Fibre connections are on the rise
The Organisation for Economic Cooperation and Development have released their latest statistics which show that nine of its member countries now have half of their broadband connections using fibre. This is up from six countries from the previous year. In total, the share of fibre in broadband connections covering the 37 countries increased to 27% as of June last year. This is up from 24% a year earlier.
The statistics show that Lithuania, Latvia, Spain and New Zealand are beginning to catch up with long-time fibre front-runners like Korea, Japan and the Nordic countries, thanks to a mixture of heighted competition, strong regulation and policy, and new investment in infrastructure, the OECD has said. Korea and Japan have a fibre share of more than 75% in their total broadband connections, while Lithuania, Sweden, Latvia, Spain, Iceland, Finland and Norway all have connections above 50% in fibre. New Zealand and Portugal are just below 50% and close to joining the leaders.
The complete number of fibre connections across the OECD increased by 13.8% in the year to June 2019. Despite such advancements, cable is still the main way to connect to broadband, with a 33.6% share of total broadband connections. DSL is continuously being replaced by fibre and its share has decreased from 41.6% to 35.1% in just two years.
Subscriptions for Mobile broadband have continued to increase rapidly, at a stable rate of around 7% per year. The countries that showed the highest subscription rates were Japan, Finland, Estonia, the US and Australia, with subscriptions per every 100 inhabitants at 177, 155, 153, 150 and 144 percent respectively.

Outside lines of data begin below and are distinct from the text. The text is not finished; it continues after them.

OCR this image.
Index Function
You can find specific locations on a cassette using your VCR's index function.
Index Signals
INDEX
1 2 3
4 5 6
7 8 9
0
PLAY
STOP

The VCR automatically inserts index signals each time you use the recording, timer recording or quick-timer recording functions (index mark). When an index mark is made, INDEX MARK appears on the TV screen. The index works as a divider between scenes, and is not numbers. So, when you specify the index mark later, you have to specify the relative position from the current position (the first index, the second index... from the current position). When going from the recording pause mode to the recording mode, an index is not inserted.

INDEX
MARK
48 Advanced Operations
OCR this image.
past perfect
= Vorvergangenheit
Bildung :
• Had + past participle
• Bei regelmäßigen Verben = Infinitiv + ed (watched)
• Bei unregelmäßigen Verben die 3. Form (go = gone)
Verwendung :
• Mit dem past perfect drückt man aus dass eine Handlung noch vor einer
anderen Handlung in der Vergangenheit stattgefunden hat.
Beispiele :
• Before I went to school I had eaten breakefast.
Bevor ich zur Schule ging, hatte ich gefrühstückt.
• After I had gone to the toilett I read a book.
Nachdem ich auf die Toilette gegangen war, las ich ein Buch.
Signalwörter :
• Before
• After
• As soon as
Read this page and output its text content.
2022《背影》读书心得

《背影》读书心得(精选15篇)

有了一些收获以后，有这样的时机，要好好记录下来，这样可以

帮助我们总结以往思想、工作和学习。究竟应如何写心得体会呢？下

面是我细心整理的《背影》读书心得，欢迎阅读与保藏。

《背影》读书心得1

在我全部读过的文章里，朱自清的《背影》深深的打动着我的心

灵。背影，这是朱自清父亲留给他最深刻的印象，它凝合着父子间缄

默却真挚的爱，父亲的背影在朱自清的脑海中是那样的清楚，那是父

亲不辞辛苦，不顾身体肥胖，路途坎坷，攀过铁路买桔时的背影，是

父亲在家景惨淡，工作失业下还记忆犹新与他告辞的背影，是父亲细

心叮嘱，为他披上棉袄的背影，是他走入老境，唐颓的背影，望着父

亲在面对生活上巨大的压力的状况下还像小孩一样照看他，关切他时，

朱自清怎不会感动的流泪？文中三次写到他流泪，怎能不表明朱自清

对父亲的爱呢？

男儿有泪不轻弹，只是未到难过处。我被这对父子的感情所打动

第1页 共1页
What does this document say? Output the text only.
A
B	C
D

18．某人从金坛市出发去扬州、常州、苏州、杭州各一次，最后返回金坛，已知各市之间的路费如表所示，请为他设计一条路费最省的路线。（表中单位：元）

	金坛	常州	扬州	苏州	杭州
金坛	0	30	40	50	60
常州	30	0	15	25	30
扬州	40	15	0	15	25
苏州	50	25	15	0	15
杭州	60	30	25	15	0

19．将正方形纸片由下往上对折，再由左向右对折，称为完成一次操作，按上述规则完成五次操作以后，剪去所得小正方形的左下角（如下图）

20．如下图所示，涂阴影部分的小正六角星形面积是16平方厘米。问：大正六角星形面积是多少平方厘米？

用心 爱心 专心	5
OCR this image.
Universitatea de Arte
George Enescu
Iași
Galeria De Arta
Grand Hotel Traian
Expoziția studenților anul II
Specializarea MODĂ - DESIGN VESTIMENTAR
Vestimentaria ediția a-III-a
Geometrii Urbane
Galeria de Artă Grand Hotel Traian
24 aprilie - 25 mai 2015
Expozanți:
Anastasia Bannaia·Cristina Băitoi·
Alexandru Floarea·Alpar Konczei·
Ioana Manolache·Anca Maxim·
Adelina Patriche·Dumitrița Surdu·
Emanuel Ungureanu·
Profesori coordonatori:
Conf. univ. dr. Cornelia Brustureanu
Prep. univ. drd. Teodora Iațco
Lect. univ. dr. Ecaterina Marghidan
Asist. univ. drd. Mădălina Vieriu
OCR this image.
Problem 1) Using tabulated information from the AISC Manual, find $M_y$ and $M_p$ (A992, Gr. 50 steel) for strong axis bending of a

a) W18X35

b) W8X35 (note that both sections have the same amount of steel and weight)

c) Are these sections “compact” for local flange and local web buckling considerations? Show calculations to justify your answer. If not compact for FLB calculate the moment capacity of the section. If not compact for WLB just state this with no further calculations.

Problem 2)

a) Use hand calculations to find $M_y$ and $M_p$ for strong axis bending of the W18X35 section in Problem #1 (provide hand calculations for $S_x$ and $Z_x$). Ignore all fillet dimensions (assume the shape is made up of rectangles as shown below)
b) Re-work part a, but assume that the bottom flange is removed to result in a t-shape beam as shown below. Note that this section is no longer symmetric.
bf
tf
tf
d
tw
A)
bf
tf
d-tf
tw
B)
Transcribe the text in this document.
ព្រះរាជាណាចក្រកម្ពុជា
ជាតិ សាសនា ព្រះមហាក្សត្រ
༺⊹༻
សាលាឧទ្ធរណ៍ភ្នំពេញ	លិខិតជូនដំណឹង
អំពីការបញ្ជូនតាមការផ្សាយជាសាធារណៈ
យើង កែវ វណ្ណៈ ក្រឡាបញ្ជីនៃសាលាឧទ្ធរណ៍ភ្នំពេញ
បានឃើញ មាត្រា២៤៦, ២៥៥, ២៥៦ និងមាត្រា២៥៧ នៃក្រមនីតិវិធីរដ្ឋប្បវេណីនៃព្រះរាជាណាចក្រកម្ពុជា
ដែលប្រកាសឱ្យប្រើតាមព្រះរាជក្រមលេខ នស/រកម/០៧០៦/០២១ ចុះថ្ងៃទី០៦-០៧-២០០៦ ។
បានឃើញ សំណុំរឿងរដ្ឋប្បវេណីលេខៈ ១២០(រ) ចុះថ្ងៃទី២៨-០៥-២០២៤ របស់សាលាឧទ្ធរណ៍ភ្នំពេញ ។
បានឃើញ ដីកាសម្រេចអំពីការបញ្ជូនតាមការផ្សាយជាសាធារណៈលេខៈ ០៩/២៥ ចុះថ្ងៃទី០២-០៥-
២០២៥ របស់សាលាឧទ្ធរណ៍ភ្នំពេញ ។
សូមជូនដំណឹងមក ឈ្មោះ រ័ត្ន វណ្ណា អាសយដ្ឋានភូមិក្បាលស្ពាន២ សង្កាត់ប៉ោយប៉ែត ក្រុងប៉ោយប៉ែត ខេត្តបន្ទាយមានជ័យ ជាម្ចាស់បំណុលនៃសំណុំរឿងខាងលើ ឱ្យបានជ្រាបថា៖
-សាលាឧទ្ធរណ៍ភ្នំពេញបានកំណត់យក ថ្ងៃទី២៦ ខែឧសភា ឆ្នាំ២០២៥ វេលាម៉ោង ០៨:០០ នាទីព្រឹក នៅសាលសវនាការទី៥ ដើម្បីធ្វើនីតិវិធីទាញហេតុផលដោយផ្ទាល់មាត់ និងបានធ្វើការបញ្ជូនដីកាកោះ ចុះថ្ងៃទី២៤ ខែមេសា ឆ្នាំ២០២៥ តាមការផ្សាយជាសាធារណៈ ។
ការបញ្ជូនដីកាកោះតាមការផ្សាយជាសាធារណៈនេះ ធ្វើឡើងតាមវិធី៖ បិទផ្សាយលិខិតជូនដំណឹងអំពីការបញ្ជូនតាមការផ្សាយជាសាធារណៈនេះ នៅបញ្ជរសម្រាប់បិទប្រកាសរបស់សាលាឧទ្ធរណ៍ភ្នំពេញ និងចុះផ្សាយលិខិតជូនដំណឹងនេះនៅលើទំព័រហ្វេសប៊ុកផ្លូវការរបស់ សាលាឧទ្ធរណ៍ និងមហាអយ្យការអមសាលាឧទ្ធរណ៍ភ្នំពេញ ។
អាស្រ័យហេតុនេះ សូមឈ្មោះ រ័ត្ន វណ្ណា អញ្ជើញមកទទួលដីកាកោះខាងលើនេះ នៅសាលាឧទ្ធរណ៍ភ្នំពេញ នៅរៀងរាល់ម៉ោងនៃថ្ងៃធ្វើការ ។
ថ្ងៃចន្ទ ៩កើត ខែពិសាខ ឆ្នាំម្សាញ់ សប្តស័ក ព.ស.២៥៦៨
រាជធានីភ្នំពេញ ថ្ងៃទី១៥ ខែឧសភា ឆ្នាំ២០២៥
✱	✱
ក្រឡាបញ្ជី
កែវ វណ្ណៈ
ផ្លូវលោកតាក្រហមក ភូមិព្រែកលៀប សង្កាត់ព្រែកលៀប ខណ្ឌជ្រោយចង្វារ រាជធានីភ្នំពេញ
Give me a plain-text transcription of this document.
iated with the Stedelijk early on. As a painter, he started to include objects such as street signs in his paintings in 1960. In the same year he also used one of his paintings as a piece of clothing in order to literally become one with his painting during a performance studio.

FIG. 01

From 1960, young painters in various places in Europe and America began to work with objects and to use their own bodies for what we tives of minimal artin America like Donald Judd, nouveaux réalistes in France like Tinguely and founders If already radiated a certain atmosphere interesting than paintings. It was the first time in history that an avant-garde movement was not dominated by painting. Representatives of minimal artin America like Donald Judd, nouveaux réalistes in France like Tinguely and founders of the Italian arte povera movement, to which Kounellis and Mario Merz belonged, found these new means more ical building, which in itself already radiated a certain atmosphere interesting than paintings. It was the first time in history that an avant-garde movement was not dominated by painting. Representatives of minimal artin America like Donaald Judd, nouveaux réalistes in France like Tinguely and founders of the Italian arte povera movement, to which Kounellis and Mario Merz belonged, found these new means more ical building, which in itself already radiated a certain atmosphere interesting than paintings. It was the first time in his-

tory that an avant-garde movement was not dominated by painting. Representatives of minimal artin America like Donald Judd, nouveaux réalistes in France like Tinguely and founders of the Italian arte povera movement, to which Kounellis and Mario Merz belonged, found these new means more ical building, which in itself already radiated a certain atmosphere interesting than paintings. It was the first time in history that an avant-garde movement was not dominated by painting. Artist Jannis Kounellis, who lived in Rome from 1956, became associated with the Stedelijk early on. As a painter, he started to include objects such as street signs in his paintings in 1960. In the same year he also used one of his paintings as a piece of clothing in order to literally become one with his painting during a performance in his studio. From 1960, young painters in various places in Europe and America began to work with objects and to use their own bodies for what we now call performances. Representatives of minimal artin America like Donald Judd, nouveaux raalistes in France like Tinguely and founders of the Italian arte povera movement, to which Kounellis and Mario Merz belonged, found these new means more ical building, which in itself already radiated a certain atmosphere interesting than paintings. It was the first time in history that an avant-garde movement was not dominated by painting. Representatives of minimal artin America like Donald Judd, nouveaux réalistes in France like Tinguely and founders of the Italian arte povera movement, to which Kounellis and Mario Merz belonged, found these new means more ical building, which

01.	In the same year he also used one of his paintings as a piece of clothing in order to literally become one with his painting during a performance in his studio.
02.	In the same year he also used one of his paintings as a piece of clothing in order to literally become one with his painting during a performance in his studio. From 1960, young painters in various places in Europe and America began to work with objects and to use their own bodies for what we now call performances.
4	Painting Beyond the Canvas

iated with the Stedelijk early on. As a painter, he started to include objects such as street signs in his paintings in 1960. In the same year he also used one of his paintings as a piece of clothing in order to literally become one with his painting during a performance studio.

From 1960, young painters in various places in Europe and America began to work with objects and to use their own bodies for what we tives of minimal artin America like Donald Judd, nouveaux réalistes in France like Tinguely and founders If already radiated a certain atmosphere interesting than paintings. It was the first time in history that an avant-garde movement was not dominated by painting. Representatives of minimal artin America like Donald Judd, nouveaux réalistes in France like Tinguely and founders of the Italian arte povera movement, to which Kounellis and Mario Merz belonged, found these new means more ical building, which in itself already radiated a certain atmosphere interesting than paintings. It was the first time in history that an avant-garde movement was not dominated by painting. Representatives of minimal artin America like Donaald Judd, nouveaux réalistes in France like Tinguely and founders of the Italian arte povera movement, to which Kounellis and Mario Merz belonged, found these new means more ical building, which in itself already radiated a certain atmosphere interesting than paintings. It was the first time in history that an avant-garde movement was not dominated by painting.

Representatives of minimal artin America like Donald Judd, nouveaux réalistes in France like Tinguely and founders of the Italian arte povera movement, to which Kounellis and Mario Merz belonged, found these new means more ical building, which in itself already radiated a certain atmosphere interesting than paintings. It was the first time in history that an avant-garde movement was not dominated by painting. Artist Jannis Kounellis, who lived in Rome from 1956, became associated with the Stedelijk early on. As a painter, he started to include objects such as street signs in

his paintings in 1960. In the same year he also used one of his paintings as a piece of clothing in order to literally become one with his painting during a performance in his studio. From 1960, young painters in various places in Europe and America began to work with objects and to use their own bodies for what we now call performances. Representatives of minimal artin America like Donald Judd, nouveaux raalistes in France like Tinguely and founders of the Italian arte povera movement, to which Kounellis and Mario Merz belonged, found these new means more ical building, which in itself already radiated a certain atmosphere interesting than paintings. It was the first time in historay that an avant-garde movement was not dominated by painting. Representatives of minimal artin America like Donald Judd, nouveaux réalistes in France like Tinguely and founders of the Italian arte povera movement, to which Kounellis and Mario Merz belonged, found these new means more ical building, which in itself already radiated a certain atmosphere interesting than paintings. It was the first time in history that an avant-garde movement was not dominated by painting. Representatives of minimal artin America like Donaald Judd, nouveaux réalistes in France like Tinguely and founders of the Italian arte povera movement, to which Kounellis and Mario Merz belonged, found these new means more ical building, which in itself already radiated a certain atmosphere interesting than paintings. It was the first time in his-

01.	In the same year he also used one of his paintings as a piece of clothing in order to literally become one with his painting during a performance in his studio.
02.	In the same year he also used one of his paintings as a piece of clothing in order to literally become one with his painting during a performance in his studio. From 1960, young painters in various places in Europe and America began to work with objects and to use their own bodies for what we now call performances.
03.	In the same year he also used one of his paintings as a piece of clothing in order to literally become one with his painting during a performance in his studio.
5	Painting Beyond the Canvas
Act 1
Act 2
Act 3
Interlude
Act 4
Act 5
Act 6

M2M (mobile to mobile) Sims demonstrated the highest growth of all the indicators and increased by 30% in a year. The leading countries are Sweden with 140.6 M2M Sim cards per 100 inhabitants, closely followed by Austria, Italy, the US and the Netherlands. The high number of Sims allocated to Sweden is due in part, to the use of these SIM cards in other countries by a Swedish operator.